Denn die für den äußerst einseitig Arbeit am Schreibtisch erfordert einen Ausgleich in Form von Bewegung. Einerseits, um den Kopf frei zu bekommen, andererseits und vor allem aber auch um Probleme insbesondere mit dem Rücken zu vermeiden. Wie Christoph Oberlinner, Vorstandsmitglied der Deutschen Gesellschaft für Arbeitsmedizin und Umweltmedizin, gegenüber der Nachrichtenagentur “dpa” erklärte, bedeutet permanentes Sitzen aufgrund einer einseitigen Belastung der Muskulatur Schwerstarbeit für den Rücken. Mögliche Folgen einer dauerhaften Belastung dieser Art ohne entsprechenden Ausgleich sind chronische Rückenschmerzen, die nicht von ungefähr heute gerade in den großen Industrienationen wie Deutschland zu den Volksleiden gehören. Aber auch ein steifer Nacken oder schnell auftretende Kopfschmerzen sind keine Seltenheit, wenn kein Ausgleich zum bewegungsarmen Alltag vorhanden ist.
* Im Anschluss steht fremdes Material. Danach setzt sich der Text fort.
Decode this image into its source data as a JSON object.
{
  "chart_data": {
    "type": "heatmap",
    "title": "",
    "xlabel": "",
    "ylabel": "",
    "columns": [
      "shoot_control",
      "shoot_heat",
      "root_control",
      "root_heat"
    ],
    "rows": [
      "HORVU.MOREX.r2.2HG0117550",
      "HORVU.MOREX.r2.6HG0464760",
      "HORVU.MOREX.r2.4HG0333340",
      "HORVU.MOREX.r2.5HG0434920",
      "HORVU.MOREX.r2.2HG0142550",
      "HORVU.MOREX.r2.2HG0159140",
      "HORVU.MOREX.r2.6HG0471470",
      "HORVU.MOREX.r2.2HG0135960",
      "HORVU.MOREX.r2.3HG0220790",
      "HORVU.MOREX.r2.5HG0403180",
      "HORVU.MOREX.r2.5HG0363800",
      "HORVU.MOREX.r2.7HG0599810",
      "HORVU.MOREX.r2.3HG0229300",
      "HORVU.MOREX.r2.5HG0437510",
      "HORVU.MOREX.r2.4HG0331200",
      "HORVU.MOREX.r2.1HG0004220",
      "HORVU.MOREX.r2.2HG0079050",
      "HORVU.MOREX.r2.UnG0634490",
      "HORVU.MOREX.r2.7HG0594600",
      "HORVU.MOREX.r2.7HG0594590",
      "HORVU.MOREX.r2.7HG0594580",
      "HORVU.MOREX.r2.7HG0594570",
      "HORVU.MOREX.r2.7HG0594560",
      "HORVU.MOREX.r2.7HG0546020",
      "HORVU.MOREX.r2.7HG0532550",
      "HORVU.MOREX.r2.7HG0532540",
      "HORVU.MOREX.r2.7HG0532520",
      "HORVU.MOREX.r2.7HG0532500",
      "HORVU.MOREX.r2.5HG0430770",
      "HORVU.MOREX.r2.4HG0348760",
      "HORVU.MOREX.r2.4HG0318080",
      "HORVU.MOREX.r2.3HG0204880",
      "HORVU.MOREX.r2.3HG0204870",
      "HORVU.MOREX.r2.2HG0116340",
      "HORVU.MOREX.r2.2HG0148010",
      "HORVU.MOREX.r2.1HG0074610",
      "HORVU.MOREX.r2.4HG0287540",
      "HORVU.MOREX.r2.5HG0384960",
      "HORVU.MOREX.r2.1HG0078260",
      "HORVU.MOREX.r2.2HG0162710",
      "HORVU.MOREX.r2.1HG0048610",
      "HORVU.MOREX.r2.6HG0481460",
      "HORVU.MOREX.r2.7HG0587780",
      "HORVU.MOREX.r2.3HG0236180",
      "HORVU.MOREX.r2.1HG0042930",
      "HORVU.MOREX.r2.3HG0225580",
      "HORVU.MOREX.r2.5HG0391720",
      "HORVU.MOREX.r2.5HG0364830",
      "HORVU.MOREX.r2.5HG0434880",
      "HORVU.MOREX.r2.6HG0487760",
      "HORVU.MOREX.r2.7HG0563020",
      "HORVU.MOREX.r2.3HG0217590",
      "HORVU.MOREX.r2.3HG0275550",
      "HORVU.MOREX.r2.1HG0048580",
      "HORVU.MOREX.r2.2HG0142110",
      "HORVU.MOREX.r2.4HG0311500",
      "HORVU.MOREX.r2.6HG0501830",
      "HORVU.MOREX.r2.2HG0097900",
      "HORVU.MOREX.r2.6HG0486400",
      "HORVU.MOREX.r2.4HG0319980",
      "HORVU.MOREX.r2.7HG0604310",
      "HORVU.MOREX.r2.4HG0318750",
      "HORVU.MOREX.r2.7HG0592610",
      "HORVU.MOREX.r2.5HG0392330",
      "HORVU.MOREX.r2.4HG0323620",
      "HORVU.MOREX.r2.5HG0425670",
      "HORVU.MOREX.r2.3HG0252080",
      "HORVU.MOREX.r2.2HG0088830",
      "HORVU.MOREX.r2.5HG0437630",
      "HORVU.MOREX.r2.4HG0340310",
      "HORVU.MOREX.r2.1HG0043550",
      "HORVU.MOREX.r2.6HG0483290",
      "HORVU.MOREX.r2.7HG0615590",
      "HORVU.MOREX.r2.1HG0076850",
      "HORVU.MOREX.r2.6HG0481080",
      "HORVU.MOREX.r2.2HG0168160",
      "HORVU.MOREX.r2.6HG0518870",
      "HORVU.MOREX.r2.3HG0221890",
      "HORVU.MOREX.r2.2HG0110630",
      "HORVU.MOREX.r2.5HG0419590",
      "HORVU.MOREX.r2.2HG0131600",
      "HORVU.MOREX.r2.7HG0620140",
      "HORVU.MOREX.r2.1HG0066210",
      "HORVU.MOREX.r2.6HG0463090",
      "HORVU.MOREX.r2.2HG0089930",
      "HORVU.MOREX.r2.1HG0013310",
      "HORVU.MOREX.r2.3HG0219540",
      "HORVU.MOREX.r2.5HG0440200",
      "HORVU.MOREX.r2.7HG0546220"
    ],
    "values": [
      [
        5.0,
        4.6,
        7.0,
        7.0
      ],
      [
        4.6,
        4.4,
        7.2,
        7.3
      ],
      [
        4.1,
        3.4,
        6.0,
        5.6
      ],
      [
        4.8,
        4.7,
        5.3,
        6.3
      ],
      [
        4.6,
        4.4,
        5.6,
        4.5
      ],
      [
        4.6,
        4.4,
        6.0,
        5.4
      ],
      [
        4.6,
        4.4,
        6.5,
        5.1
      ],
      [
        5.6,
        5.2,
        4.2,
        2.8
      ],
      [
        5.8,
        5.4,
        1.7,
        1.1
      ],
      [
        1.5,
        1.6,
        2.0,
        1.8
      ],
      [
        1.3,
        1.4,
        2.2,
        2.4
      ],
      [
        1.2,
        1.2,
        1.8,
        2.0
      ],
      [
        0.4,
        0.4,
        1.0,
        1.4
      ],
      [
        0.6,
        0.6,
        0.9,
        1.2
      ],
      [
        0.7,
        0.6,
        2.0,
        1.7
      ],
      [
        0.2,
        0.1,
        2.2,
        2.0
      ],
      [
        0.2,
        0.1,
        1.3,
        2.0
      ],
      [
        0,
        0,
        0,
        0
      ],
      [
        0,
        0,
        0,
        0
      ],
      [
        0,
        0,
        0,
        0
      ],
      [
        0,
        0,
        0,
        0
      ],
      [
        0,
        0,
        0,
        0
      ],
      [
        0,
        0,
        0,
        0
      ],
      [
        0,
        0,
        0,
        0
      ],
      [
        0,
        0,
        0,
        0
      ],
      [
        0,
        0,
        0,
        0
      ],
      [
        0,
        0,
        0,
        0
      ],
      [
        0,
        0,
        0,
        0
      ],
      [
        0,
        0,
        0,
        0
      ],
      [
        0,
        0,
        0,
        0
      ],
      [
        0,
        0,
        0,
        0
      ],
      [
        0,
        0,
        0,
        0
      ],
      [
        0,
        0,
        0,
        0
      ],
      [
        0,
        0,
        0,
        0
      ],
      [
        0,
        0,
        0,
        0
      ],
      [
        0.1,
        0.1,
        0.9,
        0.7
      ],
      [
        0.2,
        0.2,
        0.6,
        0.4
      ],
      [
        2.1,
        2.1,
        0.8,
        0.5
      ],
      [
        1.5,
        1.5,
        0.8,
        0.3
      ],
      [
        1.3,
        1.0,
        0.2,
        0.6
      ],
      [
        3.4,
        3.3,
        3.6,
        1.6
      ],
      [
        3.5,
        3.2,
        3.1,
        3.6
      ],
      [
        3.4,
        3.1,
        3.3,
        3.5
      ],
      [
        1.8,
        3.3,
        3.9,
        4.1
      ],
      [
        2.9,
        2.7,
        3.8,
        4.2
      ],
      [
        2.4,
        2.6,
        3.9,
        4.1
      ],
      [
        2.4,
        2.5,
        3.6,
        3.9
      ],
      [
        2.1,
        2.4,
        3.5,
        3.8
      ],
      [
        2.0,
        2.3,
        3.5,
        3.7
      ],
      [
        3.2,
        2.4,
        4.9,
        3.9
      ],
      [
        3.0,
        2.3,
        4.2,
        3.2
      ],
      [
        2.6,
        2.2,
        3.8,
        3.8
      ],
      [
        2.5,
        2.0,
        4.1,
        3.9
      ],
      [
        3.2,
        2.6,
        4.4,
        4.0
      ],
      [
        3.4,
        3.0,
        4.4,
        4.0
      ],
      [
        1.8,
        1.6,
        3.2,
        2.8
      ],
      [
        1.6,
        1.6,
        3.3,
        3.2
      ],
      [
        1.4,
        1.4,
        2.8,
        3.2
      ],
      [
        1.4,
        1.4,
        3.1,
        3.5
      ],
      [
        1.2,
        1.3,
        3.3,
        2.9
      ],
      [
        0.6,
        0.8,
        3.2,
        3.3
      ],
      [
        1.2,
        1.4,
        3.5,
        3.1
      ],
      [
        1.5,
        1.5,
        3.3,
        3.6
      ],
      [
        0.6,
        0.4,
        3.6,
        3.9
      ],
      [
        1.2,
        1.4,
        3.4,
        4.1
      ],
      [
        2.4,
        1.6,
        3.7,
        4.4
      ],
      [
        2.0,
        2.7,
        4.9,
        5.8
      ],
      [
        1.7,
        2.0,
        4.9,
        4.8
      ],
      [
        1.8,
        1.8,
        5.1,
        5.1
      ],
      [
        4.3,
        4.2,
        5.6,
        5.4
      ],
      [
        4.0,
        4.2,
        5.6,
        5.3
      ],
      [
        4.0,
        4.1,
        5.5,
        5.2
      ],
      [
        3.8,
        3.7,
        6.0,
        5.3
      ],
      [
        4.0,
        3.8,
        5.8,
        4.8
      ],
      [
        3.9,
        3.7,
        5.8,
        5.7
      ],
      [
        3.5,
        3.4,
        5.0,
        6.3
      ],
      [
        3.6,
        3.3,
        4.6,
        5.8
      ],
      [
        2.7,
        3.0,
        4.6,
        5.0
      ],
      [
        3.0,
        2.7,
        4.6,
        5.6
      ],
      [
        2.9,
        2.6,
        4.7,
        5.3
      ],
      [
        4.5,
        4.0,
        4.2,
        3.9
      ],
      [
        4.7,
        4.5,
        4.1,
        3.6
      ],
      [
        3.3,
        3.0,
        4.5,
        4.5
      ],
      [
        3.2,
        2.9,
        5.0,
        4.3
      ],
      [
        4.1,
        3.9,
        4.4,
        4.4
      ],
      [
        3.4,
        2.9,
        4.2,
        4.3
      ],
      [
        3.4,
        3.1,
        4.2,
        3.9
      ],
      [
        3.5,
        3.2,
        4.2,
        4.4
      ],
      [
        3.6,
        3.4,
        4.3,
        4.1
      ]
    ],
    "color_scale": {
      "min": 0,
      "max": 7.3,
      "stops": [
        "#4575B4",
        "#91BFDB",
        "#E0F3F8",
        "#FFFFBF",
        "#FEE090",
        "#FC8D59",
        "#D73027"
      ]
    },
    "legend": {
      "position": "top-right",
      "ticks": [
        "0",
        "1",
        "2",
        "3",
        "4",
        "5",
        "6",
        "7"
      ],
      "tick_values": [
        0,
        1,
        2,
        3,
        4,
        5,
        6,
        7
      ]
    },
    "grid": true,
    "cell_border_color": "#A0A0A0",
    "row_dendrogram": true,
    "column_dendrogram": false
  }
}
Mindestes 10.000 Schritte am Tag sind ideal

Arbeitsmediziner Oberlinner rät Menschen mit Bürojobs dazu, mindestens 10.000 Schritte am Tag zu gehen, um für einen ausreichenden Ausgleich zur überwiegend sitzenden Tätigkeit zu sorgen. Sport ist dafür gar nicht unbedingt notwendig, wenngleich sinnvoll. Vielmehr empfiehlt Oberlinner, bewusst längere Strecken zu Fuß zurückzulegen. Eine Idee ist es beispielsweise, auf dem Weg ins Büro die U- oder Straßenbahn schon eine Station eher zu verlassen, um absichtlich einen längeren Fußmarsch auf sich zu nehmen.

Zumindest ein paar Schritte lassen sich auch durch den Verzicht auf den Aufzug machen und durchaus sinnvoll kann es unter dem Bewegungsaspekt sein, wenn der Drucker im Büro nicht direkt am eigenen Schreibtisch, sondern womöglich sogar in einem anderen Raum steht.

Kontrolle per App als Anreiz

Weil es freilich so gut wie unmöglich ist, die zurückgelegten Schritte jeden Tag selbst zu zählen, raten Experten wie Oberlinner zu den immer weiter verbreiteten Gesundheits-Apps für das Smartphone. Diese kleinen Programme sind meist kostenlos herunterzuladen und zählen ohne weitere Umstände dann die absolvierten Schritte.

Beim Verlassen des Büros am Abend ist damit auf einen Blick ersichtlich, ob noch Nachholbedarf besteht oder ob man sich die Couch bereits verdient hat. Sind dann noch mehrere Tausend Schritte zu wenig getan, kann das noch nötige Pensum am schnellsten mit Sport erreicht werden. Denn abgesehen von den 10.000 Schritten ist es definitiv auch sinnvoll, zumindest zwei bis dreimal moderat Sport zu treiben. Leichtes Joggen oder Walken bietet sich auch für weniger trainierte Menschen an – und bereitet dem Schrittzähler Freude.